Hybracter: Enabling Scalable, Automated, Complete and Accurate Bacterial Genome Assemblies
Hybracter: Enabling Scalable, Automated, Complete and Accurate Bacterial Genome Assemblies
Bouras, G.; Houtak, G.; Wick, R. R.; Mallawaarachchi, V.; Roach, M. J.; Papudeshi, B.; Judd, L. M.; Sheppard, A. E.; Edwards, R. A.; Vreugde, S.

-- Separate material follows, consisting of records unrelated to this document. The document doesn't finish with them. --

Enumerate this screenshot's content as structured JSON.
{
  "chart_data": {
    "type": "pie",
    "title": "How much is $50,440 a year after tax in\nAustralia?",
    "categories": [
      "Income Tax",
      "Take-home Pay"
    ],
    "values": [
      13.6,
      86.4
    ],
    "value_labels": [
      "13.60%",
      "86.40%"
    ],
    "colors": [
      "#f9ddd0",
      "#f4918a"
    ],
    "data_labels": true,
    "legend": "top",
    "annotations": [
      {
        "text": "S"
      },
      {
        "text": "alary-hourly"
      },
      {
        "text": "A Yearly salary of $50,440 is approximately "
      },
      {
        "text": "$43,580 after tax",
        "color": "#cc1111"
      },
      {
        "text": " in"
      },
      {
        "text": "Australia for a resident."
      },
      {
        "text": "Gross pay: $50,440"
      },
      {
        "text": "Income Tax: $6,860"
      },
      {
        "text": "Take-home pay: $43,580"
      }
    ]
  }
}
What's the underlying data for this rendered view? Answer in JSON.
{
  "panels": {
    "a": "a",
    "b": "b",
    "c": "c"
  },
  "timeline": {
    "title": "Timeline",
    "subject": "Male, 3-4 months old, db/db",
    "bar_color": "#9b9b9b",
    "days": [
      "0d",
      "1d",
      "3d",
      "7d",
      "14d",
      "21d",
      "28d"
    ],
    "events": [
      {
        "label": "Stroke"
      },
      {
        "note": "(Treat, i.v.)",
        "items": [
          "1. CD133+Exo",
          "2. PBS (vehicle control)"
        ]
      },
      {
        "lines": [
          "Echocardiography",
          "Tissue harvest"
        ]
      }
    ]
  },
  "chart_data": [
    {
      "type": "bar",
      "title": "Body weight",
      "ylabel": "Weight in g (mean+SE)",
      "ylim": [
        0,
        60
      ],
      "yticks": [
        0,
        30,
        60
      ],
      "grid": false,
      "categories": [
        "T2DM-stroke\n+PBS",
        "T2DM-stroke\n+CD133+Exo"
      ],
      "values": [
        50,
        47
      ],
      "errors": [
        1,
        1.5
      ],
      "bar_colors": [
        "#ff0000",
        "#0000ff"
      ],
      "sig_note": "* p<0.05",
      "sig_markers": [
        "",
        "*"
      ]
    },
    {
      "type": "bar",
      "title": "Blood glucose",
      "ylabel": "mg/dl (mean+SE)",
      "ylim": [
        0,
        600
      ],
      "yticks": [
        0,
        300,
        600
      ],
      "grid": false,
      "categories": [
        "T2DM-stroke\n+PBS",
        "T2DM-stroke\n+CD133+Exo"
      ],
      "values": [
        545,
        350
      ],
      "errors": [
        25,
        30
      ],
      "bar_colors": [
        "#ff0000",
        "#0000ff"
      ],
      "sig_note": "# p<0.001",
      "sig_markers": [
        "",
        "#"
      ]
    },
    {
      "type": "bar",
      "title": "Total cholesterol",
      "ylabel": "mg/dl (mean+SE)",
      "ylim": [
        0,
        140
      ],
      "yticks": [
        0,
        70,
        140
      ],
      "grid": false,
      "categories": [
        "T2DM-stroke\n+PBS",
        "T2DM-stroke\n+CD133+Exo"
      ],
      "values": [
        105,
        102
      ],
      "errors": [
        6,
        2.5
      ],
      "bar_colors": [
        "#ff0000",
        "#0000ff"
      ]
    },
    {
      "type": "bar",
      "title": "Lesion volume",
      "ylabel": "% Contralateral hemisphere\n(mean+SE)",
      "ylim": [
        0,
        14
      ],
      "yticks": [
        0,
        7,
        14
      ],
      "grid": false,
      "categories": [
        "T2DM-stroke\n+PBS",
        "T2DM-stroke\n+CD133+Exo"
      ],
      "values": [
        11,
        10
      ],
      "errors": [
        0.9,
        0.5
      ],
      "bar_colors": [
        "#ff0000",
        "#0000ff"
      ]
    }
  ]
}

AbstractImprovements in the accuracy and availability of long-read sequencing mean that complete bacterial genomes are now routinely reconstructed using a long-read first assembly approach, usually supplemented with short-read polishing. Complete genomes allow a deeper understanding of bacterial evolution and genomic variation beyond small nucleotide variants (SNVs). They allow for the detection of larger structural variants and the identification of plasmid sequences distinct from the chromosome, which often carry medically significant antimicrobial resistance (AMR) genes. Here, we present Hybracter, a fast and scalable tool implemented in Snakemake with a Snaketool-powered command line interface that allows fast automatic recovery of near-perfect complete bacterial genomes. We compared Hybracter to other contemporary automated command-line hybrid assembly tools using reads from a panel of isolates with matching manually curated genome assemblies as ground truth references. We demonstrate that Hybracter is significantly more accurate and faster than the current popular gold standard automated hybrid assembler Unicycler.